Les 13 et 14 février 2026, à la Fnac Marcory Cap Sud, l’écrivain Mohamed Sayegh, connu sous le nom de Momo Sayegh, procède à la dédicace de son premier roman Mes vies dans ma vie. Une rencontre littéraire marquée par l’émotion et la profondeur d’un récit résolument introspectif.
Né du silence, des blessures et d’un long travail intérieur, l’ouvrage se présente, selon son auteur, comme une traversée personnelle. « Le jour où j’ai compris que garder le silence me faisait plus de mal que les blessures elles-mêmes, j’ai su qu’il fallait écrire », a-t-il confié.
Pour Momo Sayegh, l’écriture n’a pas d’abord été une démarche artistique, mais « un acte de survie ». Mettre des mots sur l’indicible, affronter ses propres failles et accepter de revisiter certaines périodes de sa vie ont constitué les étapes les plus éprouvantes du processus. « Écrire ce livre, ce n’était pas seulement raconter. C’était revivre », explique-t-il, soulignant que le passage « du silence à l’encre » symbolise un cheminement vers l’acceptation et la transmission.
Dans ce roman auto-édité, l’auteur revisite un parcours marqué par la dépression, le harcèlement, le rejet, le doute et la quête d’identité. Loin d’un simple témoignage, le récit se construit comme une reconstruction intérieure. À travers sa plume il aborde des sujets encore sensibles dans la société ivoirienne, notamment la santé mentale et la vulnérabilité masculine.
« Le silence protège, mais il étouffe aussi », estime-t-il, insistant sur la nécessité de libérer la parole. Selon lui, parler constitue déjà un premier pas vers la guérison.

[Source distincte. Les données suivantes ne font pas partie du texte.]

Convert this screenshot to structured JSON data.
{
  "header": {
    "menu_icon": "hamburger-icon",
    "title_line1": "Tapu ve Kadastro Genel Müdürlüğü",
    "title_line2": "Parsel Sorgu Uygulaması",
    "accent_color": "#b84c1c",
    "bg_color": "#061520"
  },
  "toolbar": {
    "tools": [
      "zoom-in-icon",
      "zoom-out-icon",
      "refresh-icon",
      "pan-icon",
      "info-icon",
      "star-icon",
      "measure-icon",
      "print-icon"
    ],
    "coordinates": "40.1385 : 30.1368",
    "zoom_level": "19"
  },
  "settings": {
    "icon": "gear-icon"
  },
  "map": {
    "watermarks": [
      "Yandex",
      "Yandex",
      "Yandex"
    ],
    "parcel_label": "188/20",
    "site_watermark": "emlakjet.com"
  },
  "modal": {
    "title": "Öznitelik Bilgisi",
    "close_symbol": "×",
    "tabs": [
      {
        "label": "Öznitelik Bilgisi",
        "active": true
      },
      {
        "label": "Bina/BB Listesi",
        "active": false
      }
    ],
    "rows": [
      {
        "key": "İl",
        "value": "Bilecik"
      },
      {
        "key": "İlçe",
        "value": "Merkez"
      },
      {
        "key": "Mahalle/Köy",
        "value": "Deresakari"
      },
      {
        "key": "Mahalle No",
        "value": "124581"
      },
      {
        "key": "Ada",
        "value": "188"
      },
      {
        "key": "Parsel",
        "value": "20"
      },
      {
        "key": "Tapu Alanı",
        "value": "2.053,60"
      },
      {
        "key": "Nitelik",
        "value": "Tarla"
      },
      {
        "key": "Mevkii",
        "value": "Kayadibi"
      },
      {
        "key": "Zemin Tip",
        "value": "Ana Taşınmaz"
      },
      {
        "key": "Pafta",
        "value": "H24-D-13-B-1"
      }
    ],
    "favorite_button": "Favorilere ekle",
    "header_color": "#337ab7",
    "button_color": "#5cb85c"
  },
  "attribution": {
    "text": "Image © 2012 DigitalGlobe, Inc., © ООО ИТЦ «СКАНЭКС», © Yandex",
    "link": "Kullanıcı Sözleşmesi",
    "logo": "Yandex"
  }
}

Au-delà du récit personnel, l’ouvrage véhicule un message universel de résilience. « Nous ne sommes pas nos blessures. Nous sommes nos décisions », affirme l’écrivain, invitant chacun à ne pas se laisser définir par les épreuves traversées. Rejet, incompréhension ou échec peuvent, selon lui, devenir des leviers de transformation.
Présenté comme « le récit de mes différentes vies », Ces vies dans ma vie se situe à la frontière entre autobiographie assumée et témoignage introspectif. Il s’adresse aux jeunes en quête de repères, aux femmes et aux hommes en reconstruction, ainsi qu’à toute personne confrontée au doute. En trois mots, l’auteur qualifie son œuvre d’« intime, brut et transformateur ».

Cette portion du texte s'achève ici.